Payment companies like Triple-A in Singapore have also adopted stablecoins as a means of payment. Triple-A, the first licensed crypto payments firm in Singapore, announced plans to integrate PayPal’s stablecoin, PYUSD, into its list of supported tokens for customer payments. By introducing support for PayPal’s stablecoin, Triple-A aims to offer customers a broader range of payment options beyond traditional fiat currencies. Currently, the company primarily offers payment services in Bitcoin, Ether, and stablecoins issued by Tether and Circle. This trend of payment companies adopting cryptocurrencies and stablecoins highlights the growing acceptance and integration of digital assets into the mainstream financial ecosystem.

The collaboration between Apple and Circle, along with other payment companies’ adoption of cryptocurrencies, signifies a shift towards embracing digital assets in the payments space. By allowing tap-and-go payments using USDC on iPhones, Apple is opening up new possibilities for blockchain-based payment systems. This development has the potential to reshape the way payments are made by offering users a secure and efficient payment experience. With more companies integrating stablecoins and cryptocurrencies into their payment processes, the future of digital payments looks promising, with increased accessibility and flexibility for users worldwide.

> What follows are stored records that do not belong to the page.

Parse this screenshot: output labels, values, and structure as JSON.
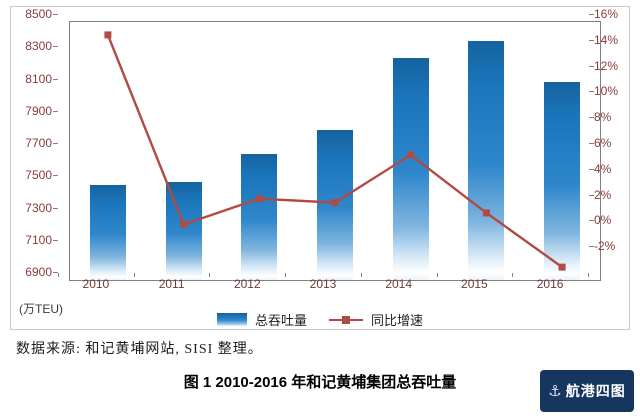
{
  "chart_data": {
    "type": "bar",
    "combo": "bar+line",
    "title": "",
    "categories": [
      "2010",
      "2011",
      "2012",
      "2013",
      "2014",
      "2015",
      "2016"
    ],
    "series": [
      {
        "name": "总吞吐量",
        "type": "bar",
        "axis": "left",
        "color": "#1B75BB",
        "values": [
          7490,
          7510,
          7680,
          7830,
          8280,
          8380,
          8130
        ]
      },
      {
        "name": "同比增速",
        "type": "line",
        "axis": "right",
        "color": "#B04A45",
        "values": [
          15.0,
          0.3,
          2.3,
          2.0,
          5.7,
          1.2,
          -3.0
        ]
      }
    ],
    "left_axis": {
      "min": 6900,
      "max": 8500,
      "tick_values": [
        8500,
        8300,
        8100,
        7900,
        7700,
        7500,
        7300,
        7100,
        6900
      ],
      "ticks": [
        "8500",
        "8300",
        "8100",
        "7900",
        "7700",
        "7500",
        "7300",
        "7100",
        "6900"
      ]
    },
    "right_axis": {
      "min": -4,
      "max": 16,
      "tick_values": [
        16,
        14,
        12,
        10,
        8,
        6,
        4,
        2,
        0,
        -2
      ],
      "ticks": [
        "16%",
        "14%",
        "12%",
        "10%",
        "8%",
        "6%",
        "4%",
        "2%",
        "0%",
        "-2%"
      ]
    },
    "unit_label": "(万TEU)",
    "grid": false,
    "legend_position": "bottom"
  },
  "legend": {
    "bar_label": "总吞吐量",
    "line_label": "同比增速"
  },
  "source_note": "数据来源: 和记黄埔网站, SISI 整理。",
  "caption": "图 1  2010-2016 年和记黄埔集团总吞吐量",
  "watermark": {
    "text": "航港四图"
  },
  "colors": {
    "bar_top": "#1B75BB",
    "line": "#B04A45",
    "axis_text": "#8B3A3A",
    "watermark_bg": "#16355F"
  }
}
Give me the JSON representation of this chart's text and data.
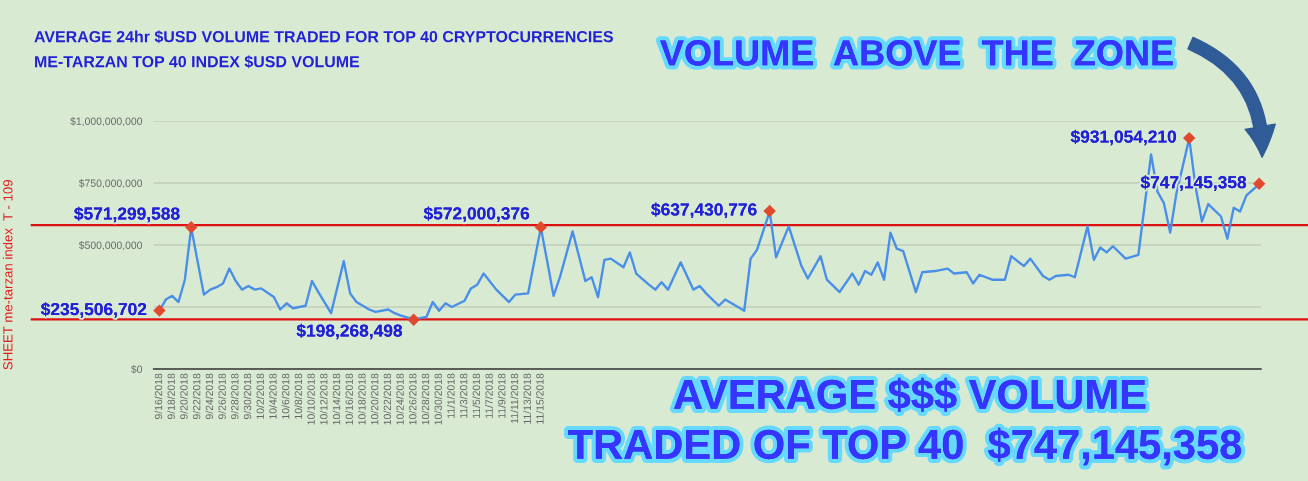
{
  "chart_data": {
    "type": "line",
    "title": "AVERAGE 24hr $USD VOLUME TRADED FOR TOP 40 CRYPTOCURRENCIES",
    "subtitle": "ME-TARZAN TOP 40 INDEX $USD VOLUME",
    "ylabel": "SHEET me-tarzan index  T - 109",
    "annotations": [
      "VOLUME  ABOVE  THE  ZONE",
      "AVERAGE $$$ VOLUME",
      "TRADED OF TOP 40  $747,145,358"
    ],
    "series": [
      {
        "color": "#4a8fe7",
        "x": [
          "2018-09-16",
          "2018-09-17",
          "2018-09-18",
          "2018-09-19",
          "2018-09-20",
          "2018-09-21",
          "2018-09-23",
          "2018-09-24",
          "2018-09-25",
          "2018-09-26",
          "2018-09-27",
          "2018-09-28",
          "2018-09-29",
          "2018-09-30",
          "2018-10-01",
          "2018-10-02",
          "2018-10-04",
          "2018-10-05",
          "2018-10-06",
          "2018-10-07",
          "2018-10-08",
          "2018-10-09",
          "2018-10-10",
          "2018-10-11",
          "2018-10-13",
          "2018-10-15",
          "2018-10-16",
          "2018-10-17",
          "2018-10-18",
          "2018-10-19",
          "2018-10-20",
          "2018-10-22",
          "2018-10-23",
          "2018-10-24",
          "2018-10-26",
          "2018-10-28",
          "2018-10-29",
          "2018-10-30",
          "2018-10-31",
          "2018-11-01",
          "2018-11-03",
          "2018-11-04",
          "2018-11-05",
          "2018-11-06",
          "2018-11-08",
          "2018-11-10",
          "2018-11-11",
          "2018-11-13",
          "2018-11-15",
          "2018-11-16",
          "2018-11-17",
          "2018-11-18",
          "2018-11-20",
          "2018-11-22",
          "2018-11-23",
          "2018-11-24",
          "2018-11-25",
          "2018-11-26",
          "2018-11-28",
          "2018-11-29",
          "2018-11-30",
          "2018-12-02",
          "2018-12-03",
          "2018-12-04",
          "2018-12-05",
          "2018-12-07",
          "2018-12-09",
          "2018-12-10",
          "2018-12-11",
          "2018-12-13",
          "2018-12-14",
          "2018-12-15",
          "2018-12-17",
          "2018-12-18",
          "2018-12-19",
          "2018-12-21",
          "2018-12-22",
          "2018-12-24",
          "2018-12-26",
          "2018-12-27",
          "2018-12-29",
          "2018-12-30",
          "2019-01-01",
          "2019-01-03",
          "2019-01-04",
          "2019-01-05",
          "2019-01-06",
          "2019-01-07",
          "2019-01-08",
          "2019-01-09",
          "2019-01-10",
          "2019-01-11",
          "2019-01-13",
          "2019-01-14",
          "2019-01-16",
          "2019-01-18",
          "2019-01-19",
          "2019-01-21",
          "2019-01-22",
          "2019-01-23",
          "2019-01-25",
          "2019-01-27",
          "2019-01-28",
          "2019-01-30",
          "2019-01-31",
          "2019-02-02",
          "2019-02-03",
          "2019-02-04",
          "2019-02-06",
          "2019-02-07",
          "2019-02-09",
          "2019-02-10",
          "2019-02-11",
          "2019-02-12",
          "2019-02-13",
          "2019-02-15",
          "2019-02-17",
          "2019-02-19",
          "2019-02-20",
          "2019-02-21",
          "2019-02-22",
          "2019-02-23",
          "2019-02-25",
          "2019-02-26",
          "2019-02-27",
          "2019-02-28",
          "2019-03-02",
          "2019-03-03",
          "2019-03-04",
          "2019-03-05",
          "2019-03-06",
          "2019-03-08"
        ],
        "values": [
          235000000,
          280000000,
          295000000,
          270000000,
          360000000,
          570000000,
          300000000,
          320000000,
          330000000,
          345000000,
          405000000,
          355000000,
          320000000,
          335000000,
          320000000,
          325000000,
          290000000,
          240000000,
          265000000,
          245000000,
          250000000,
          255000000,
          355000000,
          310000000,
          225000000,
          435000000,
          305000000,
          270000000,
          255000000,
          240000000,
          230000000,
          240000000,
          225000000,
          215000000,
          200000000,
          210000000,
          270000000,
          235000000,
          265000000,
          250000000,
          275000000,
          325000000,
          340000000,
          385000000,
          320000000,
          270000000,
          300000000,
          305000000,
          570000000,
          435000000,
          295000000,
          370000000,
          555000000,
          355000000,
          370000000,
          290000000,
          440000000,
          445000000,
          410000000,
          470000000,
          385000000,
          340000000,
          320000000,
          350000000,
          320000000,
          430000000,
          320000000,
          335000000,
          305000000,
          255000000,
          280000000,
          265000000,
          235000000,
          445000000,
          480000000,
          635000000,
          450000000,
          575000000,
          415000000,
          365000000,
          455000000,
          360000000,
          310000000,
          385000000,
          340000000,
          395000000,
          380000000,
          430000000,
          360000000,
          550000000,
          485000000,
          475000000,
          310000000,
          390000000,
          395000000,
          405000000,
          385000000,
          390000000,
          345000000,
          380000000,
          360000000,
          360000000,
          455000000,
          415000000,
          445000000,
          375000000,
          360000000,
          375000000,
          380000000,
          370000000,
          575000000,
          440000000,
          490000000,
          470000000,
          495000000,
          445000000,
          460000000,
          865000000,
          715000000,
          670000000,
          550000000,
          710000000,
          930000000,
          735000000,
          595000000,
          665000000,
          615000000,
          525000000,
          650000000,
          635000000,
          700000000,
          745000000
        ]
      },
      {
        "type": "scatter",
        "color": "#e0492e",
        "marker": "diamond",
        "x": [
          "2018-09-16",
          "2018-09-21",
          "2018-10-26",
          "2018-11-15",
          "2018-12-21",
          "2019-02-25",
          "2019-03-08"
        ],
        "values": [
          235506702,
          571299588,
          198268498,
          572000376,
          637430776,
          931054210,
          747145358
        ],
        "value_labels": [
          "$235,506,702",
          "$571,299,588",
          "$198,268,498",
          "$572,000,376",
          "$637,430,776",
          "$931,054,210",
          "$747,145,358"
        ]
      }
    ],
    "xlim": [
      "2018-09-15T02:00",
      "2019-03-08T07:00"
    ],
    "xticks": [
      {
        "value": "2018-09-16",
        "label": "9/16/2018"
      },
      {
        "value": "2018-09-18",
        "label": "9/18/2018"
      },
      {
        "value": "2018-09-20",
        "label": "9/20/2018"
      },
      {
        "value": "2018-09-22",
        "label": "9/22/2018"
      },
      {
        "value": "2018-09-24",
        "label": "9/24/2018"
      },
      {
        "value": "2018-09-26",
        "label": "9/26/2018"
      },
      {
        "value": "2018-09-28",
        "label": "9/28/2018"
      },
      {
        "value": "2018-09-30",
        "label": "9/30/2018"
      },
      {
        "value": "2018-10-02",
        "label": "10/2/2018"
      },
      {
        "value": "2018-10-04",
        "label": "10/4/2018"
      },
      {
        "value": "2018-10-06",
        "label": "10/6/2018"
      },
      {
        "value": "2018-10-08",
        "label": "10/8/2018"
      },
      {
        "value": "2018-10-10",
        "label": "10/10/2018"
      },
      {
        "value": "2018-10-12",
        "label": "10/12/2018"
      },
      {
        "value": "2018-10-14",
        "label": "10/14/2018"
      },
      {
        "value": "2018-10-16",
        "label": "10/16/2018"
      },
      {
        "value": "2018-10-18",
        "label": "10/18/2018"
      },
      {
        "value": "2018-10-20",
        "label": "10/20/2018"
      },
      {
        "value": "2018-10-22",
        "label": "10/22/2018"
      },
      {
        "value": "2018-10-24",
        "label": "10/24/2018"
      },
      {
        "value": "2018-10-26",
        "label": "10/26/2018"
      },
      {
        "value": "2018-10-28",
        "label": "10/28/2018"
      },
      {
        "value": "2018-10-30",
        "label": "10/30/2018"
      },
      {
        "value": "2018-11-01",
        "label": "11/1/2018"
      },
      {
        "value": "2018-11-03",
        "label": "11/3/2018"
      },
      {
        "value": "2018-11-05",
        "label": "11/5/2018"
      },
      {
        "value": "2018-11-07",
        "label": "11/7/2018"
      },
      {
        "value": "2018-11-09",
        "label": "11/9/2018"
      },
      {
        "value": "2018-11-11",
        "label": "11/11/2018"
      },
      {
        "value": "2018-11-13",
        "label": "11/13/2018"
      },
      {
        "value": "2018-11-15",
        "label": "11/15/2018"
      }
    ],
    "ylim": [
      0,
      1000000000
    ],
    "yticks": [
      {
        "value": 0,
        "label": "$0"
      },
      {
        "value": 250000000,
        "label": null
      },
      {
        "value": 500000000,
        "label": "$500,000,000"
      },
      {
        "value": 750000000,
        "label": "$750,000,000"
      },
      {
        "value": 1000000000,
        "label": "$1,000,000,000"
      }
    ],
    "grid": "y",
    "ref_lines": [
      {
        "axis": "y",
        "value": 200000000,
        "color": "#dd1111"
      },
      {
        "axis": "y",
        "value": 580000000,
        "color": "#dd1111"
      }
    ]
  }
}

Overall, the recent developments in the crypto and payments space, including Apple’s collaboration with Circle, MetaMask’s debit card pilot, and payment companies’ adoption of stablecoins, signal a significant shift towards embracing digital assets. These advancements provide users with more options for making payments using cryptocurrencies, stablecoins, and other digital assets. As the financial ecosystem continues to evolve, the integration of blockchain technology and digital currencies into mainstream payment systems is expected to bring about greater efficiency, security, and accessibility for users globally.